La ville de Clamart a récemment manifesté sa volonté de fermer dès cet été l’historique Petite Bibliothèque ronde, établissement pour les enfants de renommée mondiale créé en 1965 par l’association La Joie par les livres et guidée pendant des décennies par Geneviève Patte. Prétextant des travaux, cette intention vient confirmer le bruit qui court depuis la campagne des municipales du 23 mars 2014. Lors de ces élections, Jean-Didier Berger (UMP, puis LR) l’emporte sur l’équipe socialiste.

Peu avant, dans la nuit du 14 au 15 mars 2014, un groupe de jeunes entre dans la bibliothèque après avoir brisé ses vitres. Ils saccagent la banque de prêt, cassent les écrans d’ordinateurs, et partent ensuite sans rien voler : une action symbolique certainement déclenchée par la campagne électorale. Quand nous avons enquêté et discuté avec les habitants de la cité, ils nous ont fait part du bruit qui courait alors : si la droite gagnait les élections, La Petite Bibliothèque ronde serait fermée, les locaux récupérés à d’autres fins. Les habitants n’avaient pas complètement tort. Dès 2015, la nouvelle municipalité confirme les rumeurs. Des problèmes de sécurité, de l’amiante, les vandalismes dont elle est l’objet, l’existence d’une bibliothèque municipale à quelques centaines de mètres du quartier : tous les prétextes sont invoqués comme autant de motifs pour fermer La Petite Bibliothèque ronde et déplacer l’association qui n’aurait ainsi plus de raison d’être. Cinquante ans après son ouverture, cette bibliothèque est menacée par le pouvoir politique. Est-ce la lecture publique locale qui, ambitieuse, pense accaparer son prestige en récupérant le bâtiment que la municipalité a reçu en donation dans les années 1970 ? Récupérer un immeuble classé Monument historique, internationalement admiré, et le vider du projet et de l’association qui l’a créé, qui l’a animé et intégré à la vie de ce quartier populaire… Cette même association dont le projet fait cette année partie des 63 lauréats de "Partir en livre", la fête nationale du livre jeunesse organisée par le Centre national du livre.

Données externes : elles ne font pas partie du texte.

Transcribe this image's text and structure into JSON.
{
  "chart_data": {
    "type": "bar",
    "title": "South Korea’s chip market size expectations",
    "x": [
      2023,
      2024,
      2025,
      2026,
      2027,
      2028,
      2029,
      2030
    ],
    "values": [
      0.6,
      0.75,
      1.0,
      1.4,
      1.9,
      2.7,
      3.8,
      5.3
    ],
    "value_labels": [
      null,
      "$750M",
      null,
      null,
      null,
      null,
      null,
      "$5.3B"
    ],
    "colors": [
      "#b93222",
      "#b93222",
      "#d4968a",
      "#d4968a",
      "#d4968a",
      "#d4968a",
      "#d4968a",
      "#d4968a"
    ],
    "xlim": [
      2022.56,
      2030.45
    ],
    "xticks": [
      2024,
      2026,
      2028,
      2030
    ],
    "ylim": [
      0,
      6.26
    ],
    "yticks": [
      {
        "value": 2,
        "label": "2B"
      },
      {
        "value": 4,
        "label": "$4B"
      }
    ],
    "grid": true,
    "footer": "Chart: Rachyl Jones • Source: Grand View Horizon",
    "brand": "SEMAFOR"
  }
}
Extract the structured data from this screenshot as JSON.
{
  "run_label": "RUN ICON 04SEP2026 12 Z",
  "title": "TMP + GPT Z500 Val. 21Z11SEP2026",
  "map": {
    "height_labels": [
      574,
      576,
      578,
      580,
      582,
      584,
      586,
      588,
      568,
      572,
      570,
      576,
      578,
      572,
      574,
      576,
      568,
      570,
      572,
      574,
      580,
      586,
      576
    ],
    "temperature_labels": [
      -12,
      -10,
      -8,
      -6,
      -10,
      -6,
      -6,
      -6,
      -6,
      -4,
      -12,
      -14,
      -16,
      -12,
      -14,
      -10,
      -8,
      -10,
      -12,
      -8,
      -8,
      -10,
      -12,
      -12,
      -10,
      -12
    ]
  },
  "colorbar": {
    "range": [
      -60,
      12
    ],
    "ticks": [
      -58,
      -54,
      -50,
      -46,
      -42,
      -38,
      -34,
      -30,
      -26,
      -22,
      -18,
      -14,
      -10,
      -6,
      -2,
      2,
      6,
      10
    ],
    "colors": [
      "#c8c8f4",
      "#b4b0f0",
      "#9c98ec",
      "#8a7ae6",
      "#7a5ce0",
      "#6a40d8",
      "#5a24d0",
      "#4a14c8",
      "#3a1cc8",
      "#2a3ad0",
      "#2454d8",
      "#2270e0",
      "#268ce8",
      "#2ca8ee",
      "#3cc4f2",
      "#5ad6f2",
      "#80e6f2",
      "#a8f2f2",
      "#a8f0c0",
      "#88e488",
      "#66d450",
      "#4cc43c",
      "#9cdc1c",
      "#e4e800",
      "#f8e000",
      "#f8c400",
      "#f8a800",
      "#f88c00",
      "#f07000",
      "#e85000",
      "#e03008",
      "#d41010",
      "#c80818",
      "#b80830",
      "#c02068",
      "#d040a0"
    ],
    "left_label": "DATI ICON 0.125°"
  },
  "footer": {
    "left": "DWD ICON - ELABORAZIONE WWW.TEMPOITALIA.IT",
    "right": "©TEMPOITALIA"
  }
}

La profession pourra-t-elle s’insurger pour défendre ce projet unanimement salué par le rôle qu’il a joué et continue à jouer dans la recherche et la diffusion de formes innovantes de la lecture pour enfants ? Est-ce que les autorités nationales du ministère de la Culture voudront agir ? Qui va défendre la belle et jeune équipe de 12 personnes qui travaille à la bibliothèque et dont l’avenir est certainement menacé ? Que feront les habitants du quartier et de Clamart ? Est-ce que les bibliothèques associatives ont encore un espace dans les dispositifs de la lecture publique ? Au moment où de nombreuses bibliothèques de proximité cherchent à promouvoir la participation des usagers et des habitants, il paraît pour le moins paradoxal que les expériences reconnues se voient ainsi en péril. Nous le savons depuis qu’elle est devenue un enjeu démocratique : la lecture demande des efforts continus et permanents parce qu’elle est toujours menacée.